Last week I moderated a panel at a PCI focused dinner in Chicago. Big props to the folks that helped to plan this (Alex, Melissa, Ben, and Diana from VeriSign), the event was great! The panel participants were heavy hitters from the industry including Anton Chuvakin from Qualys, Davi Ottenheimer from Arcsite, and Bill Cook from Wildman Harrold.

Anton has a few great points from the event that he has posted on his blog here. We had a fantastic discussion, and there were even great discussions among the panelists that revealed conflicting opinions. We had so much discussion that we were unable to go through the entire list of questions I had prepared. I had thirteen, and we only were able to get through THREE in the seventy-five minutes we used!

Side note… the guy next to me on AA1882 to BOS is chuckling so hard at Madagascar 2 that he is shaking the whole row. WOW. Too bad I don’t have my ratchet set, I could secure these seats a little better. And yes, I often do write at 30,000+ feet.

The audience and panelists focused on the word compliance and how it differs from the terms security and validation. It is obvious that the scrutiny on PCI is higher now than it was during its initial rollout. Merchants are crying foul saying that card brands are using this to protect their investment into outdated and insecure technology. Legal cases challenge both fines and statements made by Visa recently revealing that there has never been an instance of a compliant (remember the difference between compliance and validation) entity being breached. And everyone is disgusted with the vendor that claims to solve all of your PCI problems by buying his technology.
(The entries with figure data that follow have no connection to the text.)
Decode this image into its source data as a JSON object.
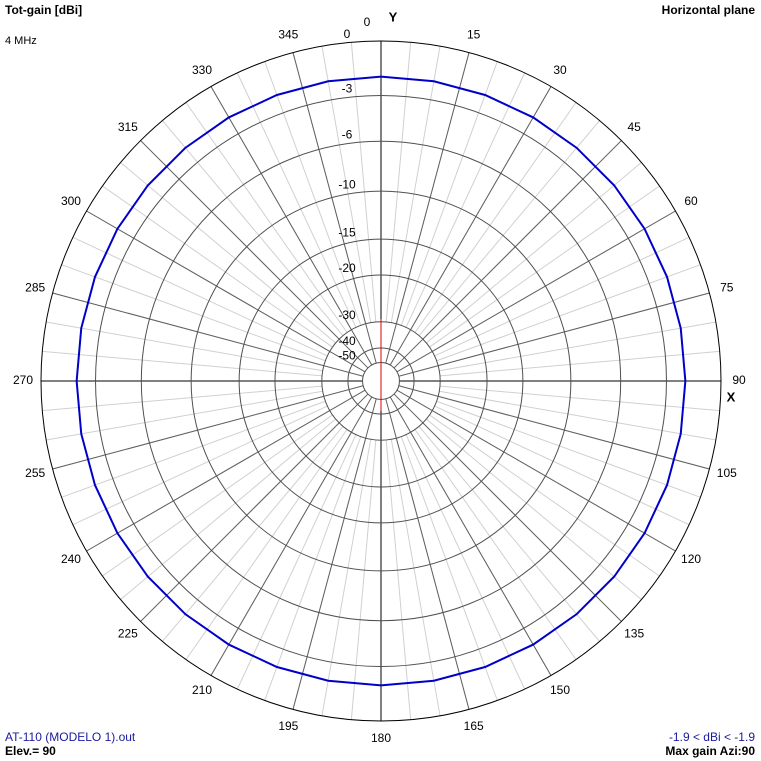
{
  "chart_data": {
    "type": "polar",
    "title": "Tot-gain [dBi]",
    "subtitle": "Horizontal plane",
    "frequency": "4 MHz",
    "y_axis_label": "Y",
    "x_axis_label": "X",
    "file": "AT-110 (MODELO 1).out",
    "elevation": "Elev.= 90",
    "gain_range": "-1.9 < dBi < -1.9",
    "max_gain": "Max gain Azi:90",
    "rscale": "arrl",
    "rlim": [
      -50,
      0
    ],
    "rticks": [
      0,
      -3,
      -6,
      -10,
      -15,
      -20,
      -30,
      -40,
      -50
    ],
    "angle_ticks": [
      0,
      15,
      30,
      45,
      60,
      75,
      90,
      105,
      120,
      135,
      150,
      165,
      180,
      195,
      210,
      225,
      240,
      255,
      270,
      285,
      300,
      315,
      330,
      345
    ],
    "series": [
      {
        "color": "#0000c8",
        "x": [
          0,
          10,
          20,
          30,
          40,
          50,
          60,
          70,
          80,
          90,
          100,
          110,
          120,
          130,
          140,
          150,
          160,
          170,
          180,
          190,
          200,
          210,
          220,
          230,
          240,
          250,
          260,
          270,
          280,
          290,
          300,
          310,
          320,
          330,
          340,
          350
        ],
        "values": [
          -1.9,
          -1.9,
          -1.9,
          -1.9,
          -1.9,
          -1.9,
          -1.9,
          -1.9,
          -1.9,
          -1.9,
          -1.9,
          -1.9,
          -1.9,
          -1.9,
          -1.9,
          -1.9,
          -1.9,
          -1.9,
          -1.9,
          -1.9,
          -1.9,
          -1.9,
          -1.9,
          -1.9,
          -1.9,
          -1.9,
          -1.9,
          -1.9,
          -1.9,
          -1.9,
          -1.9,
          -1.9,
          -1.9,
          -1.9,
          -1.9,
          -1.9
        ]
      }
    ]
  }
}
We’re at a crossroads, methinks.

Today, Bob Russo and other industry pundits (one of which has absolutely no business being a part of the inquiry except to irresponsibly use his position promote his own incorrect and misleading propaganda thereby making retail CIOs look like old relics that cheer for this fancy, new thing called EDI… yes, you guessed who it is) will go before the House Homeland Security Committee to try and answer the question, “Do the Payment Card Industry Data Standards Reduce Cybercrime?”

Crossroads.

One thing that was clear from the panel is that everyone agreed PCI has pushed data security projects farther inside their companies than any other measure to date. If you are reading this out there and disagree, it may take a breach for your management to see the light and invest appropriately. We also all agreed that an amazing amount of money for security projects magically becomes available after a breach.

After listening to some of the stories about other QSAs that the audience brought, I think I might have stumbled upon something. We’ve all had someone explain a situation to us that does not appear to represent a compliant solution. Not only are we sometimes mislead by a lack of context, but I think something a little more ominous occurs.

The number of QSA firms is impressive, and merchants are free to choose any one. Let’s say that as a QSA you are dealing with a prized or significant customer. While the QSA is on-site, the customer pushes back (as I explain in my upcoming article… more on this later) on findings in various areas to see if the QSA will bend. If two or three managers push back in key areas all at the same time, there is a significant chance that a non-compliant situation might occur if the controls are inter-dependent.

Is the QSA remiss for not standing its ground or pointing this out? Absolutely. But as we have seen, merchants and service providers sometimes forget that they are still ultimately responsible for their own PCI Compliance. Once they have that compliant ROC, sometimes they run around their campus triumphantly waving it in the air as they dodge cubes in Prairie Dog Land.

Sit back from a moment and think about all those situations where you have pushed back on assessors. Depending on the items they reversed their position on, you may be in one of those situations where a breach is going to sneak up on you. Is compliance with PCI a guarantee that you are immune to breaches? Most (including the panel and all of the audience members agree) that it will not. Instead, implementing PCI correctly and layering security on top will give you the best shot you can get.

Remember, if you are able to convince your management to take security seriously, and responsibly use your position as a security expert to recommend controls that are good, cost-effective, and relevant to the organization, you will have a much better shot at preventing that breach.